Wilson was born in 1954 in Bronx, New York, and continues to live in New York. His family background is African-American, Euro-American, Cherokee, and Caribbean. Shortly after graduating with a BFA from the State University of New York at Purchase in 1976, he worked in the education departments of the Metropolitan Museum of Art and the American Museum of Natural History. He has also worked as an installer of artworks at the Museum of Modern Art in New York.
His exhibition history began in 1981 with his inclusion in a group show at A.I.R. Gallery. He showed at the Sculpture Center in 1982 and in 1985 participated in “Art on the Beach,” sponsored by Creative Time. In 1988 he created a temporary outdoor sculpture for the Public Art Fund. All of these venues were in New York, as was Wilson’s first one-person exhibition, “The Other Museum,” in 1990 at the alternative art space White Columns (traveling to the Washington Project for the Arts in Washington, DC). In 1990 he received a grant from the National Endowment for the Arts. In 1991 Wilson had one-person exhibitions at two New York galleries: Gracie Mansion and Metro Pictures. He continued to show at Metro Pictures in subsequent years.

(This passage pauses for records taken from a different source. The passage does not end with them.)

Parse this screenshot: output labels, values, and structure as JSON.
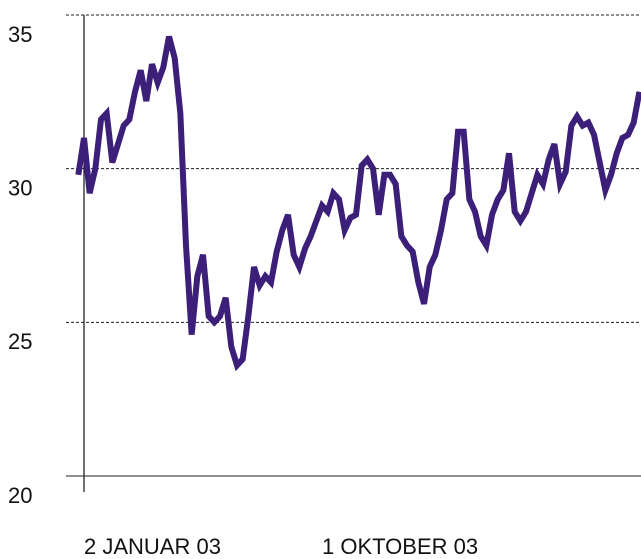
{
  "chart_data": {
    "type": "line",
    "categories": [
      null,
      "2 JANUAR 03",
      null,
      null,
      null,
      null,
      null,
      null,
      null,
      null,
      null,
      null,
      null,
      null,
      null,
      null,
      null,
      null,
      null,
      null,
      null,
      null,
      null,
      null,
      null,
      null,
      null,
      null,
      null,
      null,
      null,
      null,
      null,
      null,
      null,
      null,
      null,
      null,
      null,
      null,
      null,
      null,
      null,
      "1 OKTOBER 03",
      null,
      null,
      null,
      null,
      null,
      null,
      null,
      null,
      null,
      null,
      null,
      null,
      null,
      null,
      null,
      null,
      null,
      null,
      null,
      null,
      null,
      null,
      null,
      null,
      null,
      null,
      null,
      null,
      null,
      null,
      null,
      null,
      null,
      null,
      null,
      null,
      null,
      null,
      null,
      null,
      null,
      null,
      null,
      null,
      null,
      null,
      null,
      null,
      null,
      null,
      null,
      null,
      null,
      null,
      null,
      null
    ],
    "series": [
      {
        "color": "#3b1f78",
        "values": [
          29.8,
          31,
          29.2,
          30,
          31.6,
          31.8,
          30.2,
          30.8,
          31.4,
          31.6,
          32.5,
          33.2,
          32.2,
          33.4,
          32.8,
          33.3,
          34.3,
          33.6,
          31.8,
          27.5,
          24.6,
          26.5,
          27.2,
          25.2,
          25,
          25.2,
          25.8,
          24.2,
          23.6,
          23.8,
          25.2,
          26.8,
          26.2,
          26.5,
          26.3,
          27.3,
          28,
          28.5,
          27.2,
          26.8,
          27.4,
          27.8,
          28.3,
          28.8,
          28.6,
          29.2,
          29,
          28,
          28.4,
          28.5,
          30.1,
          30.3,
          30,
          28.5,
          29.8,
          29.8,
          29.5,
          27.8,
          27.5,
          27.3,
          26.3,
          25.6,
          26.8,
          27.2,
          28,
          29,
          29.2,
          31.2,
          31.2,
          29,
          28.6,
          27.8,
          27.5,
          28.5,
          29,
          29.3,
          30.5,
          28.6,
          28.3,
          28.6,
          29.2,
          29.8,
          29.5,
          30.3,
          30.8,
          29.5,
          29.9,
          31.4,
          31.7,
          31.4,
          31.5,
          31.1,
          30.2,
          29.3,
          29.8,
          30.5,
          31,
          31.1,
          31.5,
          32.5
        ]
      }
    ],
    "ylim": [
      20,
      35
    ],
    "yticks": [
      20,
      25,
      30,
      35
    ],
    "grid": true
  }
}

In 1992 Wilson created “Mining the Museum” at the Maryland Historical Society in Baltimore, and in 1993 he showed at the Indianapolis Museum of Art, the Capp Street Project in San Francisco, and the Whitney Biennial at the Whitney Museum of American Art in New York. He also has had solo shows at the Museum of Contemporary Art, Chicago (1994), the Ian Potter Museum of Art at the University of Melbourne in Australia (1998), and the de Young Museum in San Francisco (1999). In 1999 he received a John D. and Catherine T. MacArthur Fellowship. In 2003 Wilson represented the United States in the Venice Biennale. Crown Point Press published his first prints in 2004. Wilson’s work is in the collections of the Whitney Museum of American Art in New York, the Museum of Modern Art in New York, and the Baltimore Museum of Art, among other museums. He is represented by Pace Wildenstein, New York.